Available in Classic and VPC
Key status
In Key Management Service, keys have a series of states from creation to final deletion, which is called the key lifecycle. For more information on key status over the lifecycle, see Key Management Service concepts.
As keys are used, they are rotated according to set cycle, and up to 100 versions can be created per key. The key's state is inherited by all versions. For example, if the status of a key with 3 versions is transitioned to disabled, all 3 versions are disabled. When the key is reactivated, each version is automatically restored to its previous state. For more information on key versions and rotation, see Key version management.
The descriptions for each key status are as follows:
-
Creation
When a key creation request occurs, the key is safely generated according to key management recommendations and assigned a unique identifier. Created keys are securely stored in encrypted storage, and a backup point is created for emergency. -
Available
A key that can be used for all encryption/decryption requests. Created keys are automatically enabled and put into the available state, and can be disabled at any time to stop using them. Keys in the available state are subject to billing for management. -
Disabled
A key that has been disabled and can be reactivated at any time. Keys in a disabled state still follow the rotation cycle and are updated to a new version on the next rotation date. Disabled keys cannot be used for encryption/decryption requests, but management costs are still incurred. -
Requested for deletion
These are keys that are no longer in use and have been scheduled for deletion by the user to prevent misuse and reduce unnecessary maintenance/management. After 72 hours from the deletion request, the key is permanently deleted and cannot be recovered. When requesting deletion, carefully verify that there are no users. However, you can cancel the deletion request before final deletion, and a key with a canceled deletion request is immediately placed in a disabled status. Keys in the requested for deletion state also follow the rotation cycle and are subject to management charges.

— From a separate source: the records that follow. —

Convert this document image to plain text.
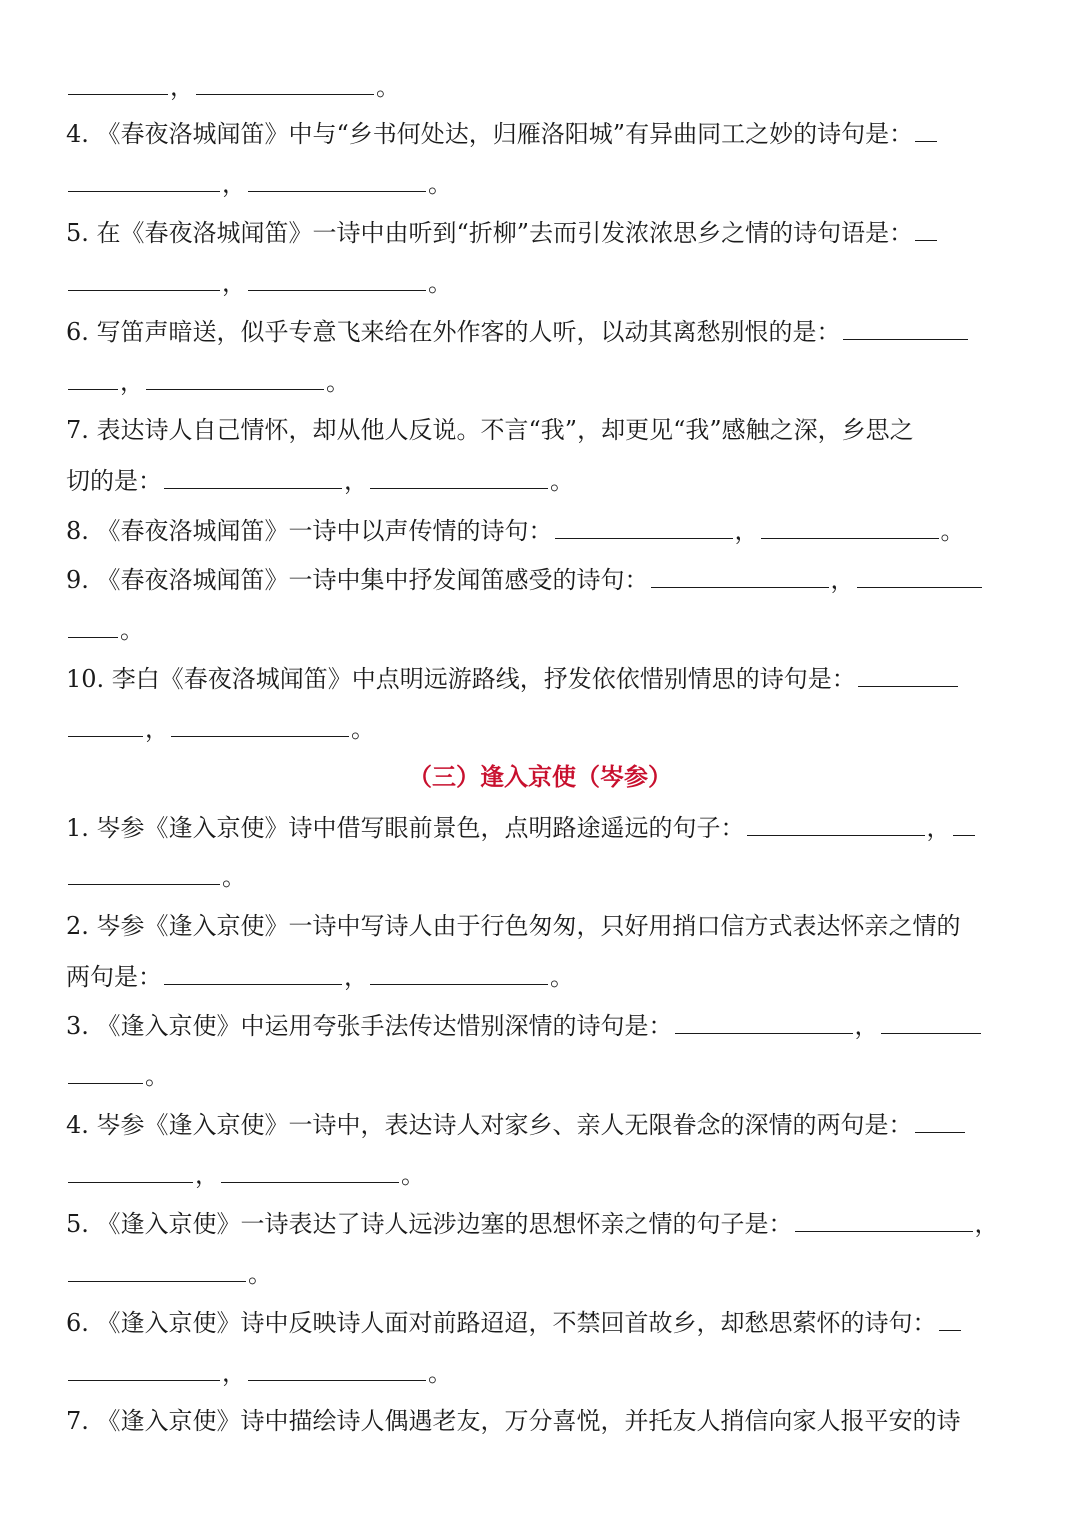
，	。
4. 《春夜洛城闻笛》中与“乡书何处达，归雁洛阳城”有异曲同工之妙的诗句是：
，	。
5. 在《春夜洛城闻笛》一诗中由听到“折柳”去而引发浓浓思乡之情的诗句语是：
，	。
6. 写笛声暗送，似乎专意飞来给在外作客的人听，以动其离愁别恨的是：
，	。
7. 表达诗人自己情怀，却从他人反说。不言“我”，却更见“我”感触之深，乡思之
切的是：	，	。
8. 《春夜洛城闻笛》一诗中以声传情的诗句：	，	。
9. 《春夜洛城闻笛》一诗中集中抒发闻笛感受的诗句：	，
。
10. 李白《春夜洛城闻笛》中点明远游路线，抒发依依惜别情思的诗句是：
，	。
（三）逢入京使（岑参）
1. 岑参《逢入京使》诗中借写眼前景色，点明路途遥远的句子：	，
。
2. 岑参《逢入京使》一诗中写诗人由于行色匆匆，只好用捎口信方式表达怀亲之情的
两句是：	，	。
3. 《逢入京使》中运用夸张手法传达惜别深情的诗句是：	，
。
4. 岑参《逢入京使》一诗中，表达诗人对家乡、亲人无限眷念的深情的两句是：
，	。
5. 《逢入京使》一诗表达了诗人远涉边塞的思想怀亲之情的句子是：	，
。
6. 《逢入京使》诗中反映诗人面对前路迢迢，不禁回首故乡，却愁思萦怀的诗句：
，	。
7. 《逢入京使》诗中描绘诗人偶遇老友，万分喜悦，并托友人捎信向家人报平安的诗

If there are no users, you can also click the [Delete immediately] button to process the deletion right away. -
Deleted
When a key is finally deleted, the Raw key is zeroed out (Zeroisation), and the operational history of the key resource and the usage history information maintained in Key Management Service is immediately deleted. However, usage history that has been externally transferred is not discarded. For example, if key usage history was backed up to Object Storage through integration with Cloud Log Analytics, the already transferred usage history is not deleted even after the key's final deletion. Finally deleted keys cannot be recovered under any circumstances.

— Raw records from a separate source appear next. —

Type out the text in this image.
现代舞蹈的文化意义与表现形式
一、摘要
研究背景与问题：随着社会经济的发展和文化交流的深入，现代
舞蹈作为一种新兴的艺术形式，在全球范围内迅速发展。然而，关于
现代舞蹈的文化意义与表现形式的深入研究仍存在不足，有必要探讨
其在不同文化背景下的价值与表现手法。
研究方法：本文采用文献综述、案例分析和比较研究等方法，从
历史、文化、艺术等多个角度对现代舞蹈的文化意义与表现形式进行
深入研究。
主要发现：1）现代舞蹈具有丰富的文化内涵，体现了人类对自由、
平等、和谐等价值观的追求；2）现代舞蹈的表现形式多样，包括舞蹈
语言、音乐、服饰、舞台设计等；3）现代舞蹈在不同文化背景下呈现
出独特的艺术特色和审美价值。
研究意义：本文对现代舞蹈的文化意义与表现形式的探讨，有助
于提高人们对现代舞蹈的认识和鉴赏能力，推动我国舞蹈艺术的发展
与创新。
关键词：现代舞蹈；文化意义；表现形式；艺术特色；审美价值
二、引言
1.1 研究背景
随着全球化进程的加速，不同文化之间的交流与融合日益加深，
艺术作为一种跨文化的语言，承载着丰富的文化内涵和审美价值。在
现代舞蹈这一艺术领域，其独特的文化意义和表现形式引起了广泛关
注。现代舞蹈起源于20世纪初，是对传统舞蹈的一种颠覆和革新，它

The availability of basic features varies depending on the key status. The information of available basic features by status is as follows:
| Manage key permissions | Rotate keys | Disable/enable keys | Request key deletion/Cancel key deletion | View key history | |
|---|---|---|---|---|---|
| Available | O | O | Disable O | O | O |
| Disabled | O | X | Enable O | O | O |
| Requested for deletion | X | X | X | Cancel key deletion O | O |
| Deleted | - | - | - | - | - |
Key status must be managed carefully, and status change features like disable/enable and request for deletion should be handled with caution. Since continuous user monitoring is required to maintain key status securely, when key status changes, the console sends notification emails to sub accounts with relevant permissions. Through this, you can check the key status in real-time.
Disable/Enable key
To respond to various events such as unfortunate incidents or operational circumstances while using an encrypted key, the key can be temporarily disabled without deletion. The key admin can control the key usage in real-time by using the key status change feature to change key status to be disabled or enabled. To change key status:
- From the NAVER Cloud Platform console, navigate to
> Services > Security > Key Management Service > Key. - Select the key whose status you want to change and proceed with settings.

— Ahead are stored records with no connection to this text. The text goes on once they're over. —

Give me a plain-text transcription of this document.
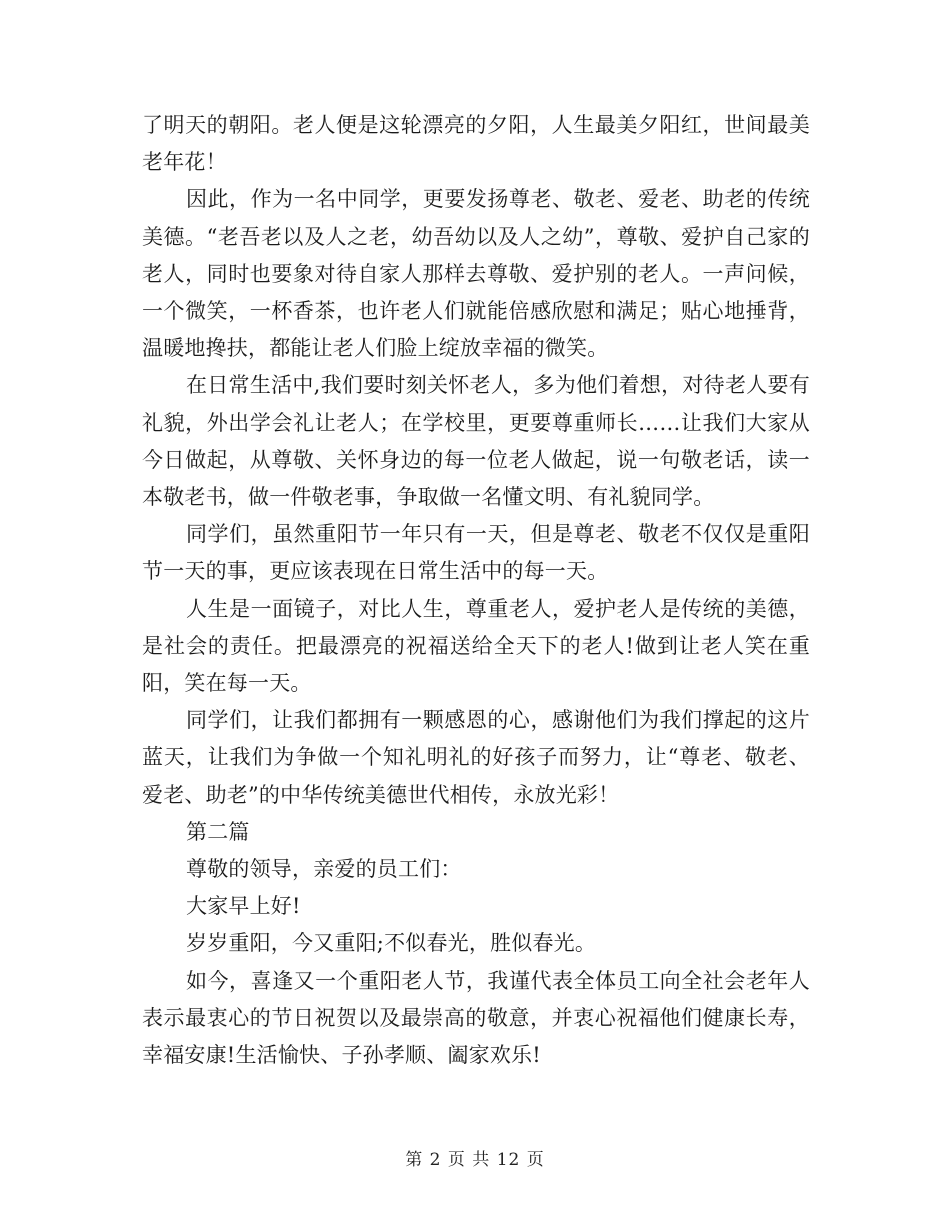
了明天的朝阳。老人便是这轮漂亮的夕阳，人生最美夕阳红，世间最美老年花！

因此，作为一名中同学，更要发扬尊老、敬老、爱老、助老的传统美德。“老吾老以及人之老，幼吾幼以及人之幼”，尊敬、爱护自己家的老人，同时也要象对待自家人那样去尊敬、爱护别的老人。一声问候，一个微笑，一杯香茶，也许老人们就能倍感欣慰和满足；贴心地捶背，温暖地搀扶，都能让老人们脸上绽放幸福的微笑。

在日常生活中,我们要时刻关怀老人，多为他们着想，对待老人要有礼貌，外出学会礼让老人；在学校里，更要尊重师长……让我们大家从今日做起，从尊敬、关怀身边的每一位老人做起，说一句敬老话，读一本敬老书，做一件敬老事，争取做一名懂文明、有礼貌同学。

同学们，虽然重阳节一年只有一天，但是尊老、敬老不仅仅是重阳节一天的事，更应该表现在日常生活中的每一天。

人生是一面镜子，对比人生，尊重老人，爱护老人是传统的美德，是社会的责任。把最漂亮的祝福送给全天下的老人!做到让老人笑在重阳，笑在每一天。

同学们，让我们都拥有一颗感恩的心，感谢他们为我们撑起的这片蓝天，让我们为争做一个知礼明礼的好孩子而努力，让“尊老、敬老、爱老、助老”的中华传统美德世代相传，永放光彩！

第二篇

尊敬的领导，亲爱的员工们：

大家早上好!

岁岁重阳，今又重阳;不似春光，胜似春光。

如今，喜逢又一个重阳老人节，我谨代表全体员工向全社会老年人表示最衷心的节日祝贺以及最崇高的敬意，并衷心祝福他们健康长寿，幸福安康!生活愉快、子孙孝顺、阖家欢乐!

第 2 页 共 12 页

- If you want to change the enabled status to disabled, click [Disable key].
- Disable key popup: If the key to be disabled has a usage history, check the recent usage history in the popup and click [Disable].
- If you want to change the disabled status to enabled, click [Enable key]. Caution is needed when disabling a key that has usage history. (The recent usage history refers to the API usage history.)
- If you want to change the enabled status to disabled, click [Disable key].
- Check the changed key status in the key list.
- Disabled: A key that has been deactivated and is no longer in use, and can be reactivated at any time to return it to the Available state. To remain available at all times, keys in the Disabled state follow a rotation cycle.
- Available: Can be used for all encryption/decryption requests.